Within days, Powell’s Shopko will officially close, leaving the Big Horn Basin without an important shopping option. This could, however, be an opportunity for local businesses.
The Wyoming Business Council contracted with the National Main Street Organization to develop a retail analysis, in hopes of helping existing retailers and entrepreneurs fill the gap created by Shopko’s absence. The results were presented in a Thursday webinar, and the Powell Economic Partnership hosted a discussion with local business representatives.
Christine Bekes, executive director of PEP, said the analysis contained valuable information for the region’s business community.
“The information presented, particularly the data and their analysis, will definitely be helpful for PEP/Powell Chamber and our members as we make strategic decisions about what we need to do,” Bekes said, speaking after the presentation.

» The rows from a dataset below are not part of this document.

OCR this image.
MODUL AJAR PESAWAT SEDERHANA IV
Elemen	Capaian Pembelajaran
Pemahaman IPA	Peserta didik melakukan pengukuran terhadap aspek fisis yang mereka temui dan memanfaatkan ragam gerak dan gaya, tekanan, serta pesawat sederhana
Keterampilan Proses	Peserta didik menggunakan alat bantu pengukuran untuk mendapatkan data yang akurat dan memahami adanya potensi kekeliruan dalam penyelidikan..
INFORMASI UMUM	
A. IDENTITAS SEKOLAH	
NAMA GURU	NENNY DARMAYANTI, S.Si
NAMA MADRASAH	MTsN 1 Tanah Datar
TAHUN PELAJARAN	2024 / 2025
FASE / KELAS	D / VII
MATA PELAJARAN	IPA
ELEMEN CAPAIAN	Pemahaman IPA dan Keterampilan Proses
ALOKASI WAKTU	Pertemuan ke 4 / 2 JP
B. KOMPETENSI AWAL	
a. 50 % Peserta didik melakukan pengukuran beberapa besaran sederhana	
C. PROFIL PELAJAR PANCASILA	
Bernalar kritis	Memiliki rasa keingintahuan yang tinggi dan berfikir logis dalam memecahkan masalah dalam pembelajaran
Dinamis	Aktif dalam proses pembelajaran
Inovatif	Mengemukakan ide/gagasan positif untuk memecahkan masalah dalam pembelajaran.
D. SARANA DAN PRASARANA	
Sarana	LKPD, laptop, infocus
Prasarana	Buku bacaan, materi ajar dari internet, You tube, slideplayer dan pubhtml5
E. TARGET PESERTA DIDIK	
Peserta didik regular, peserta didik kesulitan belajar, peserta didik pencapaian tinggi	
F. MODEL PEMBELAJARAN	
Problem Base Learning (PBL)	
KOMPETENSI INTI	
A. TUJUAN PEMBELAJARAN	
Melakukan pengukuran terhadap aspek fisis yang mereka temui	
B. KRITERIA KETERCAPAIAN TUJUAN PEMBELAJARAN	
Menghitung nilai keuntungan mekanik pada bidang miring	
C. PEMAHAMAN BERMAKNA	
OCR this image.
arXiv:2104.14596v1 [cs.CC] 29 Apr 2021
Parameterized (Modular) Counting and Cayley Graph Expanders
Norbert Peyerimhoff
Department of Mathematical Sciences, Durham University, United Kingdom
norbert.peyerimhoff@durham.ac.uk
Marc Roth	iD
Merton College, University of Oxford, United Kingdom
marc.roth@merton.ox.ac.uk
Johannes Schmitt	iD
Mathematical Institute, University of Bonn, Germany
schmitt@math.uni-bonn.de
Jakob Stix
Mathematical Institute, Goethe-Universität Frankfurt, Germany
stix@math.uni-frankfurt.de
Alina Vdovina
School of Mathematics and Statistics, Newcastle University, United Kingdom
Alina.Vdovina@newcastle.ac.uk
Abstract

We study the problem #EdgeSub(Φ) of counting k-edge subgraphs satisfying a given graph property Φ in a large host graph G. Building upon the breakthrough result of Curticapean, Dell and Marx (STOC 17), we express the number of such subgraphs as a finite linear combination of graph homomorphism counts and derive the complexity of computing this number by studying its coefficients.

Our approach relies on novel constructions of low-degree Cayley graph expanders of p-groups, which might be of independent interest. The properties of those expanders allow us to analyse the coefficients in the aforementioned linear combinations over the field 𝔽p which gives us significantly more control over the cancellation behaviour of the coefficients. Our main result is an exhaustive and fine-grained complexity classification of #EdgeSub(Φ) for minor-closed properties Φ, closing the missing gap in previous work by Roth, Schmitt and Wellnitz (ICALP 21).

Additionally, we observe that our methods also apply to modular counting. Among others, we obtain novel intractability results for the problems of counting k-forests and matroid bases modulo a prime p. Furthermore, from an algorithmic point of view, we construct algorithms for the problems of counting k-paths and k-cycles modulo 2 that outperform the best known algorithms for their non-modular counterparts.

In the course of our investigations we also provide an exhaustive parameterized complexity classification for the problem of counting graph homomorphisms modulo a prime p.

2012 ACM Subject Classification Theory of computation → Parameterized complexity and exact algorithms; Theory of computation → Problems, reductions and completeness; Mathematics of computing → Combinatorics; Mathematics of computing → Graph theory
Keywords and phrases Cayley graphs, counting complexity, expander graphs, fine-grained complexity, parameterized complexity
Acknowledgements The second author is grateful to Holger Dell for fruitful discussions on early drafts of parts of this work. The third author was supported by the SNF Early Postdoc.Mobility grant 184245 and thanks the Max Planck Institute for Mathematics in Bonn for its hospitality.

Matthew Wagner, vice president of revitalization programs with Main Street America, presented the findings. Wagner explained Shopko’s failure was part of a changing retail landscape nationwide, and not just a passing trend.
“It’s going to be very difficult to attract another Shopko-like store,” he said.
Still, Wagner expressed a lot of optimism for the potential of local retailers to fill local shopping gaps, noting that nationally, small businesses account for 60 percent new jobs since the end of the recession in 2014.
Despite short-term pains in the retail arena, “I think this is headed in the right direction in the long-term,” Wagner said.
Wagner didn’t underestimate the impact online shopping has had on the retail landscape.
“Online is definitely a competitor,” he told the webinar audience.
The short-term recommendations of the analysis were for existing businesses to share data with each other, to help further understand best practices in the region. Wagner also recommended communities develop short-term financial tools that local businesses can use to acquire new inventory, something the Wyoming Business Council is exploring.
The analysis also suggests a regional business directory is needed — rather than just a local one — and the area could benefit from buy local campaigns. It also stresses that local retailers need to have Friday evening and Saturday hours to maximize sales. Some limited Sunday hours are important as well.
Longer-term recommendations include more entrepreneurial support to increase the establishment of new businesses and “pop-up” spaces, which are smaller commercial-space options. These can be erected cheaply on vacant properties and parking lots. The presentation showed how other communities have built commercial spaces out of used, metal shipping containers. The goal is to create more commercial space options with greater flexibility for retailers.
The analysis also recommended mobile retailing, similar to food trucks, as an option.
The analysis’ findings were based on online surveys, focus groups, and market data. Though online surveys don’t always get a good response, the Mainstreet survey received 507 responses from residents in Powell, Greybull, Worland and Thermopolis, which are all losing Shopko stores. The respondents included a mix of income levels, but nearly 75 percent were female.
Throughout communities in the Basin, the surveys consistently showed that the items shoppers are most likely to shift to other local businesses in the wake of Shopko’s closure are pet supplies, wellness and hygiene items, seasonal products, lawn and garden goods, groceries, health and beauty products, and appliances. Sports and recreation items, as well as housewares, also showed some potential, whereas shoppers were most likely to go online for apparel, shoes, and electronics. This gives local retailers some idea as to what products might have potential for sales.
The analysis also showed price was the biggest consideration shoppers consider before making choices. Buying local was shown to be an important consideration, but it was last of the top five factors. Other considerations included variety of selection, convenience, and quality.
The surveys also noted that hours of operation were key to capturing local shoppers’ dollars. Friday and Saturday were the days respondents reported they were most likely to shop, indicating local retailers needed to be open Friday evenings and Saturdays. Most shopping is done after 5 p.m. as well.
The analysis also utilized focus groups to better understand retail trends in the region. The focus groups found product opportunities in arts and craft supplies, school supplies, linens, appliances, and hunting and fishing gear. The participants also indicated that, when not shopping in their local communities, most of their shopping is done in Cody and Billings.
The data showed the average household in the region spent $36,000 annually, resulting in $681 million in potential spending in the region.
Wagner noted it would be nearly impossible for local businesses to capture all those dollars, but there are a lot of opportunities for local businesses to capture more of that money. Currently, the data showed about 58 percent of those sales are done within the Basin region. The largest opportunties for recapture were in groceries, specialty groceries, health and beauty products, and sporting goods.
Bekes said the findings, while offering good ideas for future direction, were in line with some initiatives PEP had undertaken. She said they are considering how they might incentivize the “pop-up” concept and think more regionally.
“Our office considers our Big Horn Basin partners to be an integral piece of our overall efforts to grow our businesses, economic prosperity and community vibrancy,” Bekes said.